Open tanbuzheng opened 3 months ago
Hi, please see below for my answers:
Q: Computing resources and training time: my models were trained with 3 V100 GPUs with the default settings from the configuration files. Training time usually takes about 5 days for the transformer, and 2-3 days for other modules under this setting.
Q: Are all your models trained on three 3 NVidia V100 GPUs with a batch size of 8 ?
The "batch size" in the training parameters refers to batch size per GPU, so if it is set to 8 and trained on 3 V100, effectively the model is trained with a bs of 24. If I remember correctly, our models were trained with a total batch size of 36 for the VQGAN part (and the bootstrapped encoder/decoder) and a bs of 24 for the transformer.
Dear author, Thanks for sharing the code. I am greatly interested in your work. I am troubled by computing resources and training time, so I have some questions for you and would like your reply.

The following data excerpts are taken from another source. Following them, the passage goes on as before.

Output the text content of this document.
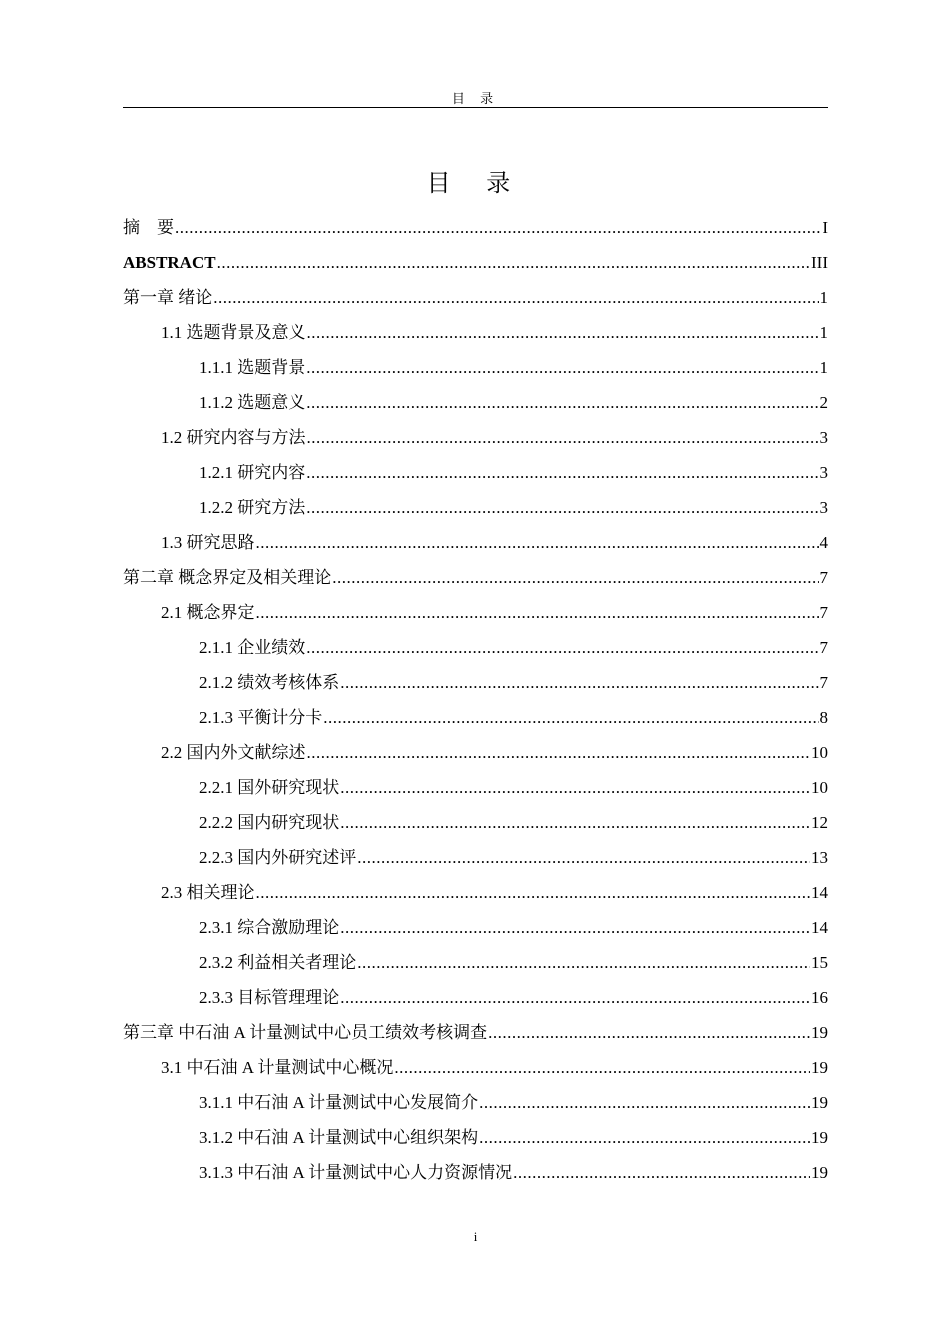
目 录
目 录
摘　要 .....	I
ABSTRACT .....	III
第一章 绪论 .....	1
1.1 选题背景及意义 .....	1
1.1.1 选题背景 .....	1
1.1.2 选题意义 .....	2
1.2 研究内容与方法 .....	3
1.2.1 研究内容 .....	3
1.2.2 研究方法 .....	3
1.3 研究思路 .....	4
第二章 概念界定及相关理论 .....	7
2.1 概念界定 .....	7
2.1.1 企业绩效 .....	7
2.1.2 绩效考核体系 .....	7
2.1.3 平衡计分卡 .....	8
2.2 国内外文献综述 .....	10
2.2.1 国外研究现状 .....	10
2.2.2 国内研究现状 .....	12
2.2.3 国内外研究述评 .....	13
2.3 相关理论 .....	14
2.3.1 综合激励理论 .....	14
2.3.2 利益相关者理论 .....	15
2.3.3 目标管理理论 .....	16
第三章 中石油 A 计量测试中心员工绩效考核调查 .....	19
3.1 中石油 A 计量测试中心概况 .....	19
3.1.1 中石油 A 计量测试中心发展简介 .....	19
3.1.2 中石油 A 计量测试中心组织架构 .....	19
3.1.3 中石油 A 计量测试中心人力资源情况 .....	19
i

Are all your models trained on three 3 NVidia V100 GPUs with a batch size of 8 ? How long did it take you to train VQGAN and Transformer on places2 dataset? I have also tried to train vqgan on the places2 dataset, but found it very time consuming. When you train a transformer, is it appropriate to set the batch size to 8? Because a large batch size is generally used.
Waiting for your reply!